Most of what gets called a "GLP-1 side effect" is actually a calorie deficit side effect. Muscle loss is the cleanest example. The drug does not strip lean tissue. A sustained negative energy balance does, and GLP-1s create that energy balance more reliably than willpower.
The question is not whether you will lose some lean mass. You will. The question is how much, and the protocol decides.
How much muscle do men lose on GLP-1s?
In the obesity trials, roughly 25% to 40% of total weight lost on semaglutide and tirzepatide was lean body mass. That number tracks closely with what we see in non-drug calorie restriction. Faster losers gave up a larger share of lean tissue. Slower losers preserved more.
For a man losing 30 pounds, that is 7 to 12 pounds of lean mass at the upper end. Not all of that is contractile muscle. Some is glycogen, water, connective tissue, organ mass. But a meaningful share is skeletal muscle, and skeletal muscle is the metabolic asset you spent a decade earning.
Why every calorie deficit takes some muscle
When energy intake drops, the body finds energy somewhere. Fat is the largest store. It is also slow to mobilize. Muscle protein turns over faster and gets recruited for gluconeogenesis when the deficit is large or the substrate (protein, resistance stimulus) is absent.
GLP-1s do not change this physiology. They make the deficit easier to sustain, which is the entire point. The deficit itself is the cost center.
The four levers that protect lean mass
1. Protein floor of 1.6 g/kg
This is a floor, not a ceiling. A 180-pound man should be eating at least 130 grams of protein per day, every day, including days he is not hungry. GLP-1s reduce appetite. They do not reduce protein need. If anything, an aging man in a deficit needs more protein per kilogram, not less.
We tell most men to plant protein at every meal and treat it as the non-negotiable macro. Carbs flex. Fat flexes. Protein is the constant.
2. Resistance training three times a week
Cardio is fine. Cardio is not the lever. The signal that tells your body to defend muscle in a deficit is mechanical loading, not zone 2.
Three full-body sessions a week, progressive, with the major compound lifts. Squat, hinge, push, pull. Sets that go close enough to failure to count. The body will preserve what it perceives as useful. Make it perceive your musculature as useful.
3. A slower rate of loss
Faster loss equals more lean mass given up. The math is consistent across the literature. About 0.5% of body weight per week is the upper edge of "mostly fat." Above that, the lean-mass share rises sharply.
For a 200-pound man, that is one pound a week. The obesity-trial doses push past that for many patients. A microdose protocol stays under it more often.
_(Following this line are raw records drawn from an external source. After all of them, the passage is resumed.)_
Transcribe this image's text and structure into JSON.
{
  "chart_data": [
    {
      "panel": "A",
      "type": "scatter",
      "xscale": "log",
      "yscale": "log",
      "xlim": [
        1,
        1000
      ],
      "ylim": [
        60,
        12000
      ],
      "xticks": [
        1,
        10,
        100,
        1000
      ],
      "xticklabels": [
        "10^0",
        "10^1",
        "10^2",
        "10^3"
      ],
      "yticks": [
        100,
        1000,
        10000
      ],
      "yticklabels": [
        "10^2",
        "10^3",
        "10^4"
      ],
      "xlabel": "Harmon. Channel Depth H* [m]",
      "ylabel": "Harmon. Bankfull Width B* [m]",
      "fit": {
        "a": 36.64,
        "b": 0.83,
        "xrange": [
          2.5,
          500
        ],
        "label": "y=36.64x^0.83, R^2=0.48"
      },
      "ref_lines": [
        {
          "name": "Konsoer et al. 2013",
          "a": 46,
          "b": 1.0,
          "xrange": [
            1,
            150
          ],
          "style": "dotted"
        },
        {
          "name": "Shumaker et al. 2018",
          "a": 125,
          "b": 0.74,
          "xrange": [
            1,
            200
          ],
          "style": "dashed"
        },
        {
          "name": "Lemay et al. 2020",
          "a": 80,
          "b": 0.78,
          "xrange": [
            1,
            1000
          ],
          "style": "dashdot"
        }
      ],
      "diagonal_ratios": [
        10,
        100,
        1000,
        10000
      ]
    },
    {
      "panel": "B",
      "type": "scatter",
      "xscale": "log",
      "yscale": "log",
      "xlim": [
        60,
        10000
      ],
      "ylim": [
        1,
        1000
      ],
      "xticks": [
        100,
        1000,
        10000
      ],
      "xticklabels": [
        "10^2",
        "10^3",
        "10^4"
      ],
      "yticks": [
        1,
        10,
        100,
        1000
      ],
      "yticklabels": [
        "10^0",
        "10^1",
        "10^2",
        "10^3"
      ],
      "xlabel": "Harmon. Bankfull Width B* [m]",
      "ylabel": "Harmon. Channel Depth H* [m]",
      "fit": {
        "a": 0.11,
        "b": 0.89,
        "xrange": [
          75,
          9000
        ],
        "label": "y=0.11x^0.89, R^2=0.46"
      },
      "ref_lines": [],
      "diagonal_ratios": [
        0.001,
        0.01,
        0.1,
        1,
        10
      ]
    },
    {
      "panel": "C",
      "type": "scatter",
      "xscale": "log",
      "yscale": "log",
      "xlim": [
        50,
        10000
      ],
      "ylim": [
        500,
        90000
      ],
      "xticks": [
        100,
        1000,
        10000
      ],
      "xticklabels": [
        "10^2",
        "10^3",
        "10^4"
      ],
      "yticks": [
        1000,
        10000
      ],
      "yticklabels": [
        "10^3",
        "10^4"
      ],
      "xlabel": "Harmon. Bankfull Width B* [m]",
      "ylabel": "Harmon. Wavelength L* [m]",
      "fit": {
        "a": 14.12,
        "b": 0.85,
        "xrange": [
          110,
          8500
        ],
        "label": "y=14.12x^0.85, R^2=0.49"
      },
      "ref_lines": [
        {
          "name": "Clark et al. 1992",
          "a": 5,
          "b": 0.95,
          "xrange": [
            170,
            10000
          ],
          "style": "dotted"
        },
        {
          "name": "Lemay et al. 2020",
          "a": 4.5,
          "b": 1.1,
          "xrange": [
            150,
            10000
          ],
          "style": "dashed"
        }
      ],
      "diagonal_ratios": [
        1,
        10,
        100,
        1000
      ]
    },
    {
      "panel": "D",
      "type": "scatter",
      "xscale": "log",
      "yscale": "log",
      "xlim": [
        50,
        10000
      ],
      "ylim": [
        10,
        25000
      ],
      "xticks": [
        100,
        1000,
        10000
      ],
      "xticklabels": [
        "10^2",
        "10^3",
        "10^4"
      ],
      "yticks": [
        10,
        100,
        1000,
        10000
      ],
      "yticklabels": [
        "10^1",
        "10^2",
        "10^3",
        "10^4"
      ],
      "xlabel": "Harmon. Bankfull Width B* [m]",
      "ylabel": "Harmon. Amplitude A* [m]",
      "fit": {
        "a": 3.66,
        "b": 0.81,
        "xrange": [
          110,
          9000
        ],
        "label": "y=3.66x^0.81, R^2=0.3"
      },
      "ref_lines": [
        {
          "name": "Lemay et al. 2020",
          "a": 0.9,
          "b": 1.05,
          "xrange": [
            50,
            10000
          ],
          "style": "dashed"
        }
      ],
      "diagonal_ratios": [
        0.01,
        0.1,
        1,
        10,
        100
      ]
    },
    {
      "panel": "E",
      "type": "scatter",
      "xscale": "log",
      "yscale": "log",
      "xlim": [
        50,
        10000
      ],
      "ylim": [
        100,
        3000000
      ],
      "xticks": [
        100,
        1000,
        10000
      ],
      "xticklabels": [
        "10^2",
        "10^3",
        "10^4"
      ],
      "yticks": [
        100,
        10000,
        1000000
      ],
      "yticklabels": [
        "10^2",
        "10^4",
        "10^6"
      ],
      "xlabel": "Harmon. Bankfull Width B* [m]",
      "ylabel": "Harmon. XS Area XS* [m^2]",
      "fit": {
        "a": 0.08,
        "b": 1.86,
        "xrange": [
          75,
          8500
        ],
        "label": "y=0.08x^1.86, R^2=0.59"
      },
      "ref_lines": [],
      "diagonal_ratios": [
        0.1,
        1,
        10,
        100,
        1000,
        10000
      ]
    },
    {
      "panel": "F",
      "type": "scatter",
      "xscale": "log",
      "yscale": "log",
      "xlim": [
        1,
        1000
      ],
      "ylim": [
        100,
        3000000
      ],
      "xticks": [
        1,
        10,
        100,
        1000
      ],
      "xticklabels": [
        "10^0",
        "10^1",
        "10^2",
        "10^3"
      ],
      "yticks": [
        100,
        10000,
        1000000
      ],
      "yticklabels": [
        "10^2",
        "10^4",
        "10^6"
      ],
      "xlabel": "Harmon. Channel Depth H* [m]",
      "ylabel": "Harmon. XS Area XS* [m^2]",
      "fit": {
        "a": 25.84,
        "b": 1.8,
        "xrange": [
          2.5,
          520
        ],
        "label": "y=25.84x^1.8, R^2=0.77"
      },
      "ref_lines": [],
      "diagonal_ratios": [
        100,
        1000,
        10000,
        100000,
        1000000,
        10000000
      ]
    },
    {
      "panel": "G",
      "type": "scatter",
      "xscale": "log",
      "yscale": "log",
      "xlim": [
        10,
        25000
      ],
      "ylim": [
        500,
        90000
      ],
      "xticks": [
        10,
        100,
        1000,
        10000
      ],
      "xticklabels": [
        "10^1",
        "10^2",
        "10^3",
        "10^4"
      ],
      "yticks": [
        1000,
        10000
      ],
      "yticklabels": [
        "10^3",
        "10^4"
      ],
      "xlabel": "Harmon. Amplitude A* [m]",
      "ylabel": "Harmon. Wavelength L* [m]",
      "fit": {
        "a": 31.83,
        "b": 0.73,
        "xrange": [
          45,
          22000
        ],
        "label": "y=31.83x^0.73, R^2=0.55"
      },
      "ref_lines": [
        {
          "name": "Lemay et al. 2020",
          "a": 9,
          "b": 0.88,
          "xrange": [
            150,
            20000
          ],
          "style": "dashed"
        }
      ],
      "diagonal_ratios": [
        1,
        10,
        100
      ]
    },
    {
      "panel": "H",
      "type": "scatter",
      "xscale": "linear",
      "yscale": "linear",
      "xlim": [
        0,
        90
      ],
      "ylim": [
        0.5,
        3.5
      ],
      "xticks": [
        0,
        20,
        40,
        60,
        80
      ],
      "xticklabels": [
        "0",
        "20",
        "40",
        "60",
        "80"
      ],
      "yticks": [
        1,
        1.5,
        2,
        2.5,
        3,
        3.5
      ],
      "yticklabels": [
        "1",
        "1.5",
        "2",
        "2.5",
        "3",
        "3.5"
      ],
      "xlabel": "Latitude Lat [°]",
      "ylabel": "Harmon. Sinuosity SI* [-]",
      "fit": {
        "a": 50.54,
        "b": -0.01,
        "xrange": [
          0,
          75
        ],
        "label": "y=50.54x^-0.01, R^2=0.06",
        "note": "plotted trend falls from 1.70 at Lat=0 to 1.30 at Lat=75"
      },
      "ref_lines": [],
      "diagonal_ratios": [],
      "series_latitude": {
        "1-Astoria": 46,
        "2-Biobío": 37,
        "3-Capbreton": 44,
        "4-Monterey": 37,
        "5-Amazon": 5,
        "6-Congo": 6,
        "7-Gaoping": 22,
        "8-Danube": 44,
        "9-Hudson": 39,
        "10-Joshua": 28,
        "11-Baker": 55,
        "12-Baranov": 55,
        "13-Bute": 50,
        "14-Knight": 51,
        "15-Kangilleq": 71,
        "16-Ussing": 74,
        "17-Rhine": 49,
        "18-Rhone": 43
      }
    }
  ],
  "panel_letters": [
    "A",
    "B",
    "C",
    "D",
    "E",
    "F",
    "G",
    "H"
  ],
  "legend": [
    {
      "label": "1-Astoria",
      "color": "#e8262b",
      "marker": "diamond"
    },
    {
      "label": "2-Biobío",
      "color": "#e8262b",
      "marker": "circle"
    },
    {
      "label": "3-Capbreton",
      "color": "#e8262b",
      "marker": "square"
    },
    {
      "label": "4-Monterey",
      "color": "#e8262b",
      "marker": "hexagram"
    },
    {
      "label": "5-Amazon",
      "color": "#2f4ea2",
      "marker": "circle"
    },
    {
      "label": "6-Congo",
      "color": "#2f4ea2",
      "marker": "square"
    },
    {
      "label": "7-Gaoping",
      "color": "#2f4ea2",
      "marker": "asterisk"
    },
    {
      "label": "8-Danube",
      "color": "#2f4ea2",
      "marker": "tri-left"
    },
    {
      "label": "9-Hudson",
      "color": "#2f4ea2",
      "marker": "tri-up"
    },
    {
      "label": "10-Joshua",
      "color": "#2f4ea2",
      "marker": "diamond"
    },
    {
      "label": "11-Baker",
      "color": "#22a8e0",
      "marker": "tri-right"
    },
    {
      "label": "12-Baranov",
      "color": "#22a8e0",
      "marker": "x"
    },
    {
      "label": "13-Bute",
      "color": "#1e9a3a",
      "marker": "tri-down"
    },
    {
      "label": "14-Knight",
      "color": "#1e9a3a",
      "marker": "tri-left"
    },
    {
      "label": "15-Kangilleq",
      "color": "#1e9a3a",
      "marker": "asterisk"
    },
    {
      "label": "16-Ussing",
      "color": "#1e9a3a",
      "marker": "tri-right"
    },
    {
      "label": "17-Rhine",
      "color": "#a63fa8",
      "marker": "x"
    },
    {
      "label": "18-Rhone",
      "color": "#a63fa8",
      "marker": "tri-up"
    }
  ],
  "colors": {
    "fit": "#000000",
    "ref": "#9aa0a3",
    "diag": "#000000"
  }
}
We cover the dosing question in the GLP-1 microdose piece.
4. The right dose for the goal
A man who wants to lose 15 pounds does not need the dose designed to drop 60. Matching the dose to the goal matters because the dose drives the loss rate, and the loss rate drives the lean-mass share. The obesity protocol is not a default. It is one protocol among several.
What we monitor
We do not run a GLP-1 protocol off a bathroom scale. The scale tells you total weight. It does not tell you what you lost.
Every patient on a GLP-1 in our program gets:
- A DEXA scan at baseline and roughly every 12 weeks.
- Grip strength as a cheap proxy for systemic muscle health.
- Mid-thigh circumference, taped the same way each time.
- A protein-intake check at every visit, not a hand-wave.
If lean mass is dropping faster than fat mass, the protocol changes. Sometimes we lower the dose. Sometimes we increase protein. Sometimes we add a fourth resistance session and drop a cardio day. The drug is not the only variable.
What does not work
A few things get recommended online that we do not endorse:
- "Lean bulking" while on a GLP-1. You are in a deficit. You are not bulking.
- Branched-chain amino acid supplements as a muscle-protection strategy. Total protein is the lever. BCAAs are not.
- Skipping the strength work and "doing more cardio" because the scale moves faster. The scale is moving with your quadriceps.
- Loading creatine to "offset" muscle loss. Creatine is useful for performance. It does not rescue a poorly designed deficit.
The summary
GLP-1s are a powerful tool for fat loss. They are also a powerful tool for losing fat plus a meaningful share of the muscle you came in with, if the protocol is built badly.
The protocol is not the drug. The protocol is protein, resistance training, loss rate, and dose, all running together for the months the drug is on board. Get those right and you walk out of the cycle with the body composition you were trying to build. Get them wrong and you walk out lighter, smaller, and metabolically worse off.
If you are starting, the lean-mass plan should be in place before the first injection.